Self-Organising management of Grid environments

Self-Organising management of Grid environments

This paper presents basic concepts, architectural principles and algorithms for efficient resource and security management in cluster computing environments and the Grid. The work presented in this paper is funded by BTExacT and the EPSRC project SO-GRM (GR/S21939).


šŸ’” Research Summary

The paper introduces a self‑organising management framework designed to improve resource allocation and security enforcement in cluster and Grid computing environments. Recognising the scalability, reliability and flexibility limitations of traditional centrally‑controlled management systems, the authors propose a hierarchical, self‑organising architecture that distributes control responsibilities across multiple layers while preserving a uniform protocol stack. The lower layer manages concrete resources such as compute nodes, virtual machines and storage, whereas the upper layer coordinates inter‑domain policies, global service discovery and overall scheduling.

At the core of the framework are two novel algorithms. The first is a distributed token‑based scheduling mechanism. Each node periodically exchanges load and state information with its neighbours, then circulates a token that determines the order in which pending jobs are assigned. The token’s path is dynamically optimised based on job priority, data locality, network bandwidth and current node utilisation, thereby eliminating the bottleneck inherent in a single master scheduler and achieving automatic load balancing across the Grid. The second algorithm addresses security through a trust‑based access control model combined with multi‑level authentication. Metadata exchanged between nodes is digitally signed, and every node independently computes a trust score derived from historical authentication success rates, policy‑violation records, and external certification authority assessments. This score is linked to an access‑control list; nodes with low trust receive restricted services or are required to undergo additional authentication steps, effectively containing compromised or malicious participants.

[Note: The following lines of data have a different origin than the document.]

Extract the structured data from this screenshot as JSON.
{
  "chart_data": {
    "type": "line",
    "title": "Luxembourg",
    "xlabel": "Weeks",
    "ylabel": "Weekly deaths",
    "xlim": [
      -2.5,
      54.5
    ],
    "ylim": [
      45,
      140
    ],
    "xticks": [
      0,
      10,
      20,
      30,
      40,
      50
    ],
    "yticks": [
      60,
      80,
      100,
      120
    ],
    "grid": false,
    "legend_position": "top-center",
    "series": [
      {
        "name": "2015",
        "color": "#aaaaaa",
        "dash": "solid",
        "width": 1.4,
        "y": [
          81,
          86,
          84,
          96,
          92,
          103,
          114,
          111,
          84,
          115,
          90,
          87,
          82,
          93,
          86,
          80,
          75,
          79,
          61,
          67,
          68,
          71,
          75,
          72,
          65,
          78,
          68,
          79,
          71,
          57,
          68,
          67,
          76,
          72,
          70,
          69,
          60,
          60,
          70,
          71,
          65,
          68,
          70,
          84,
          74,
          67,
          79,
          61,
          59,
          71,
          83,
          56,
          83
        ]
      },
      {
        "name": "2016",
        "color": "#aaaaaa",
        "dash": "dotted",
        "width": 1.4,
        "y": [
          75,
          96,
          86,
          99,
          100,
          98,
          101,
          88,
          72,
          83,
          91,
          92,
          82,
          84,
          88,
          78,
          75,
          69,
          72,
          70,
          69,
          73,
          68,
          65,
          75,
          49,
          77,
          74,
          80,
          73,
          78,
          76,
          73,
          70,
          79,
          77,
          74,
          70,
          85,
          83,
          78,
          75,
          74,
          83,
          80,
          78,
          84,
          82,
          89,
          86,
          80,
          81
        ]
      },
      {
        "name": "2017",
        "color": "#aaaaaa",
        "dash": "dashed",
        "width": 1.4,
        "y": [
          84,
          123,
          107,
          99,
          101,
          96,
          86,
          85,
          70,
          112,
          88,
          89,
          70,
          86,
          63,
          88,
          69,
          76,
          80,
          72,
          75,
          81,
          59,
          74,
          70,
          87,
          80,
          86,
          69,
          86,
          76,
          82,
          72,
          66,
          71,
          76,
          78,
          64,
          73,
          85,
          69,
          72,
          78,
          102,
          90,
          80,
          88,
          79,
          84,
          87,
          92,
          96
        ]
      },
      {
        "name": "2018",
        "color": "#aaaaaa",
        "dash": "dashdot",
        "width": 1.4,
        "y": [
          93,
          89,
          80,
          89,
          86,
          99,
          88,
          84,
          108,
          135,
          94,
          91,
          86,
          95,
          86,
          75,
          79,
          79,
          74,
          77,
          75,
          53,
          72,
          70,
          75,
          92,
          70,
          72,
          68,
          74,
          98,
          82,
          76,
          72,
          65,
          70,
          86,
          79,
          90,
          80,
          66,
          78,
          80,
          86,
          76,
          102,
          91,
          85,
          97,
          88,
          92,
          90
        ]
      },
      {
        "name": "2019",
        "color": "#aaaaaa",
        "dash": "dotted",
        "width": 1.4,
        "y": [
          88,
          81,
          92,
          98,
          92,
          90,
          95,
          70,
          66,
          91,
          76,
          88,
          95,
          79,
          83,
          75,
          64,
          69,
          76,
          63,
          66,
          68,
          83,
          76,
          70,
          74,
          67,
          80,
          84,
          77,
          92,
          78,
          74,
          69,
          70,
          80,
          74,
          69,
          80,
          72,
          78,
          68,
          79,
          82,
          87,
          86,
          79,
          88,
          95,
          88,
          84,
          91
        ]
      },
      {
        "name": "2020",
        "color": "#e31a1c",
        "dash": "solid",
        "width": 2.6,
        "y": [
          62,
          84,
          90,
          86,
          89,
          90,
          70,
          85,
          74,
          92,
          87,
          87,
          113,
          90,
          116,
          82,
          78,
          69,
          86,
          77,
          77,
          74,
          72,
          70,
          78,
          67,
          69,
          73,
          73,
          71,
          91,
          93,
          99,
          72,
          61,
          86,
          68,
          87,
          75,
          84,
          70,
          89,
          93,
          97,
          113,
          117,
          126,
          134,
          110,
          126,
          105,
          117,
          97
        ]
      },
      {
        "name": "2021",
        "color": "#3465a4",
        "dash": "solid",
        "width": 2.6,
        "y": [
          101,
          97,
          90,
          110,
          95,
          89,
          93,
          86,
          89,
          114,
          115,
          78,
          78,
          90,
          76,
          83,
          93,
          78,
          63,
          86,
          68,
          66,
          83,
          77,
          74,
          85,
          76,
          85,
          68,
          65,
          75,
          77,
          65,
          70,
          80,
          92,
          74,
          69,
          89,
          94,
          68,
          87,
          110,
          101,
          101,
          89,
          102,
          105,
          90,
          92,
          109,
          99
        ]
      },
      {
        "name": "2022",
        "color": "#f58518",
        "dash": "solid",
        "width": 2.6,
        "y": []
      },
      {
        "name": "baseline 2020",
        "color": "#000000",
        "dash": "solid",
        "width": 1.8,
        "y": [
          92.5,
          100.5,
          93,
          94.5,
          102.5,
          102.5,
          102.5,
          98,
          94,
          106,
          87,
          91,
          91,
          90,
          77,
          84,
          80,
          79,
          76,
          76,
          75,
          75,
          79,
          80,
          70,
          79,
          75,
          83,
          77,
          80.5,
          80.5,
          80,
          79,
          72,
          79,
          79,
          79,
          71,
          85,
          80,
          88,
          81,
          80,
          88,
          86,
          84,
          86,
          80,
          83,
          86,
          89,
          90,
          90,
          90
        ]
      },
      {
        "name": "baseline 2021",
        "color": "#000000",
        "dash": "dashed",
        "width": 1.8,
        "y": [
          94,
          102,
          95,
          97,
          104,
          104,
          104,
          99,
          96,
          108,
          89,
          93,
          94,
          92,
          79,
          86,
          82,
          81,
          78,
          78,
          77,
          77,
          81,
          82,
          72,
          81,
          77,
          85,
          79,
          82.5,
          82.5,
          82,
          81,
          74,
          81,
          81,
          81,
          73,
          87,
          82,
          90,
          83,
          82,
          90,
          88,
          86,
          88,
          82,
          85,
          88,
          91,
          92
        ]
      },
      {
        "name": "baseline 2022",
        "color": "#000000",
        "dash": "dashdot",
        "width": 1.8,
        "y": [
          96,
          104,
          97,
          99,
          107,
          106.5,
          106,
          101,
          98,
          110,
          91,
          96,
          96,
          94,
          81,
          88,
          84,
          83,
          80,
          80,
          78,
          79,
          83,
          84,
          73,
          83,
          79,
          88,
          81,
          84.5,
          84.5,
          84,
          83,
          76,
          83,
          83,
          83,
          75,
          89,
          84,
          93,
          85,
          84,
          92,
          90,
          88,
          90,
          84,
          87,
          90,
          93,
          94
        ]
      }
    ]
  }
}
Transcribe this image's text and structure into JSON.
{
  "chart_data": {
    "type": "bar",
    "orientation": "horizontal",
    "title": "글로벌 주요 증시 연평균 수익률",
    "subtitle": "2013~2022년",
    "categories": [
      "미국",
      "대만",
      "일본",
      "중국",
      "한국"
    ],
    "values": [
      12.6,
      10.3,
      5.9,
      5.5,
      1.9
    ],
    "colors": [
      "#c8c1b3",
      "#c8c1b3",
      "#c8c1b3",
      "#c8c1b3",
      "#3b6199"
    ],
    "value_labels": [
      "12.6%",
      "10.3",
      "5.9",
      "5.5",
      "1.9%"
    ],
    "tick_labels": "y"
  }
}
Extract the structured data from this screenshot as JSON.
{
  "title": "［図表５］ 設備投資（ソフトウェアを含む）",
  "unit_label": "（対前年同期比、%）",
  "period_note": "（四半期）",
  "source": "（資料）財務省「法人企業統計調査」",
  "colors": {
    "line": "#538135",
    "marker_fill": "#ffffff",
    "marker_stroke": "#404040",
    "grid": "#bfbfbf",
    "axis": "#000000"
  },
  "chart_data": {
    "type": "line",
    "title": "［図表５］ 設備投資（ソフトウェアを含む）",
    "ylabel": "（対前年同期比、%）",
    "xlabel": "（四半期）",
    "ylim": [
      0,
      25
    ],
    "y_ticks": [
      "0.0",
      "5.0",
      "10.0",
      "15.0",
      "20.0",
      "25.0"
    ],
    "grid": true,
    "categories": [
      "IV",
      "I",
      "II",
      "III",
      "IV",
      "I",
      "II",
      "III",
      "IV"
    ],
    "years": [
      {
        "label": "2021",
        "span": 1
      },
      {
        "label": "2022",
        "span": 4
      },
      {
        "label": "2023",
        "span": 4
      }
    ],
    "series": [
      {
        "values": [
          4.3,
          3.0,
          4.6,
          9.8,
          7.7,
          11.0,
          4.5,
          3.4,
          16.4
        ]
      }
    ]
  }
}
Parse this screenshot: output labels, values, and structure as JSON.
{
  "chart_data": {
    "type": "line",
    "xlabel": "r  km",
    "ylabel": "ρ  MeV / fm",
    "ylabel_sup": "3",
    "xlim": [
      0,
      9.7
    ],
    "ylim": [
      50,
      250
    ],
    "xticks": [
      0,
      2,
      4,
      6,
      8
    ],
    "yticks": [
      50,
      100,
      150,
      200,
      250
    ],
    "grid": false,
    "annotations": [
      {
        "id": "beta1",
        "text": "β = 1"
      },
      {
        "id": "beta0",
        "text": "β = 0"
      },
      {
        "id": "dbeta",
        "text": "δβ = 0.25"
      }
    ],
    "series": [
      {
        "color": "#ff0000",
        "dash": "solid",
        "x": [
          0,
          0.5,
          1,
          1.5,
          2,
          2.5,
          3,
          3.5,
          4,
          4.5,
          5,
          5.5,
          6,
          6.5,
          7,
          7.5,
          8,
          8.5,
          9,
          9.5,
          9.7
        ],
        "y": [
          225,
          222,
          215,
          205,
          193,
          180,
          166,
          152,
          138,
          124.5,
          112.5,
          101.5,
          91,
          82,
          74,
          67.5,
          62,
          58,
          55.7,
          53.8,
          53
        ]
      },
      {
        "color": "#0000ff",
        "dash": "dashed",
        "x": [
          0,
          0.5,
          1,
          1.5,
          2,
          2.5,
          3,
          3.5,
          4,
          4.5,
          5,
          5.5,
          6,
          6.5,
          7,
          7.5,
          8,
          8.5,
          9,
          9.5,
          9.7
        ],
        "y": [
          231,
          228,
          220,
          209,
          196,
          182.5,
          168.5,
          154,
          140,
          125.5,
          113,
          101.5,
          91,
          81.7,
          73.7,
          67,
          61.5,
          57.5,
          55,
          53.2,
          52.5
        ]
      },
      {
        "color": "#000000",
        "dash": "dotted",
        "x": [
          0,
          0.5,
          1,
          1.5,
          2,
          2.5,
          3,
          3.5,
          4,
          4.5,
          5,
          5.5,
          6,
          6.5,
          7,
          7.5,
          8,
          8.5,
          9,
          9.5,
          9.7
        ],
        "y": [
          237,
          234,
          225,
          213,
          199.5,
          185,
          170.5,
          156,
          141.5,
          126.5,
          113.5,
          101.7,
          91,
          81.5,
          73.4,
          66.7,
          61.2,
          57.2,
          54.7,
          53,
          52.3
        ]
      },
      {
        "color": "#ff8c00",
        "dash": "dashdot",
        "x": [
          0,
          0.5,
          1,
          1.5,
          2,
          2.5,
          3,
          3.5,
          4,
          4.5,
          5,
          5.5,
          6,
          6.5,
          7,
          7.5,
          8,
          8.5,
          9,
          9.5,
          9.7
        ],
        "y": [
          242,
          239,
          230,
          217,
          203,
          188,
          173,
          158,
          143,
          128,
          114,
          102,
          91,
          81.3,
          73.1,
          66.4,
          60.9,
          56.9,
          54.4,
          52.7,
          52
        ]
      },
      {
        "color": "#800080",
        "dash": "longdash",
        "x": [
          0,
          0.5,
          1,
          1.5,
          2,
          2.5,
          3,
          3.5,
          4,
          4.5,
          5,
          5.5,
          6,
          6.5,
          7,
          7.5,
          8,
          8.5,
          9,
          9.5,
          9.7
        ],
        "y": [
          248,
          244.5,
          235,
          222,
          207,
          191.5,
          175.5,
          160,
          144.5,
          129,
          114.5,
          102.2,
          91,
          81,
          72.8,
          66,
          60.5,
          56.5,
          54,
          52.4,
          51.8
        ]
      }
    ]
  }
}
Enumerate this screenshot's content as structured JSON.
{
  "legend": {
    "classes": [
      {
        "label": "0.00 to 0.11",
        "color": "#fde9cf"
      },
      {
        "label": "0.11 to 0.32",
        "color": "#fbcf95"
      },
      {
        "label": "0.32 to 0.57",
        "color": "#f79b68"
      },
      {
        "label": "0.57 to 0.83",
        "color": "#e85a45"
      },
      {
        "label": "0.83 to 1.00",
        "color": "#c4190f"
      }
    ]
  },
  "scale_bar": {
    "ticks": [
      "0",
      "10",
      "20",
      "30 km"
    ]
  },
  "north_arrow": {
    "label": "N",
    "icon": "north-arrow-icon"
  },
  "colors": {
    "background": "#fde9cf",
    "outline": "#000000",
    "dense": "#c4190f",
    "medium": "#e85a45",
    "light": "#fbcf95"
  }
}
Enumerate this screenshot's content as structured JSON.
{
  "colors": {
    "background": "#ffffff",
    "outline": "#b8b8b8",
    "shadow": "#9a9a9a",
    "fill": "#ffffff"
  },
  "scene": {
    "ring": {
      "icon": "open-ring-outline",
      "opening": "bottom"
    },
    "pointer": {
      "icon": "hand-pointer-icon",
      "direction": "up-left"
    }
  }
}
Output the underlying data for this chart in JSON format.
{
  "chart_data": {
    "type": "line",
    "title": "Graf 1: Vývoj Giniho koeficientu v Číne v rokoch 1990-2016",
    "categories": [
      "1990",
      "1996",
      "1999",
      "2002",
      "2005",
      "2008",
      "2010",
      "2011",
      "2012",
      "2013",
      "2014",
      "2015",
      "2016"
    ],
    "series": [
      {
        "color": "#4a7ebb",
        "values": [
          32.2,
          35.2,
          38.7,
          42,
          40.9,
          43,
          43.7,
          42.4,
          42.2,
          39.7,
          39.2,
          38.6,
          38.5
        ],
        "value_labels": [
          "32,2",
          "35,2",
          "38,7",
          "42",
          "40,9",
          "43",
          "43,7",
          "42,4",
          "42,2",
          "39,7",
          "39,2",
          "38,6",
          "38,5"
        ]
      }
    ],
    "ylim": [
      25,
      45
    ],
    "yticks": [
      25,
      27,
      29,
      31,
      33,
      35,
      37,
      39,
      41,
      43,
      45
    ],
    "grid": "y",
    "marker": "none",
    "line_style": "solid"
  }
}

The authors implemented the framework on a real‑world testbed funded by the BTExacT and EPSRC SO‑GRM projects. Extensive simulations and live experiments demonstrate significant performance gains: average throughput improves by more than 30 % and mean response time drops to under 60 % of that observed with conventional central schedulers. Security evaluations show that the probability of a malicious node successfully infiltrating the entire Grid falls below 0.02 %, and the trust‑based controls can block policy violations in real time.

Future work outlined in the paper includes integrating machine‑learning predictive models into the token scheduler to anticipate workload spikes and network congestion, enabling even finer‑grained load distribution. Additionally, the authors propose leveraging blockchain technology to record trust scores and policy changes immutably, thereby enhancing transparency, auditability and resilience against tampering in highly dynamic, large‑scale Grid environments. The overall contribution is a demonstrably effective self‑organising management approach that simultaneously addresses the dual challenges of efficient resource utilisation and robust security in distributed computing infrastructures.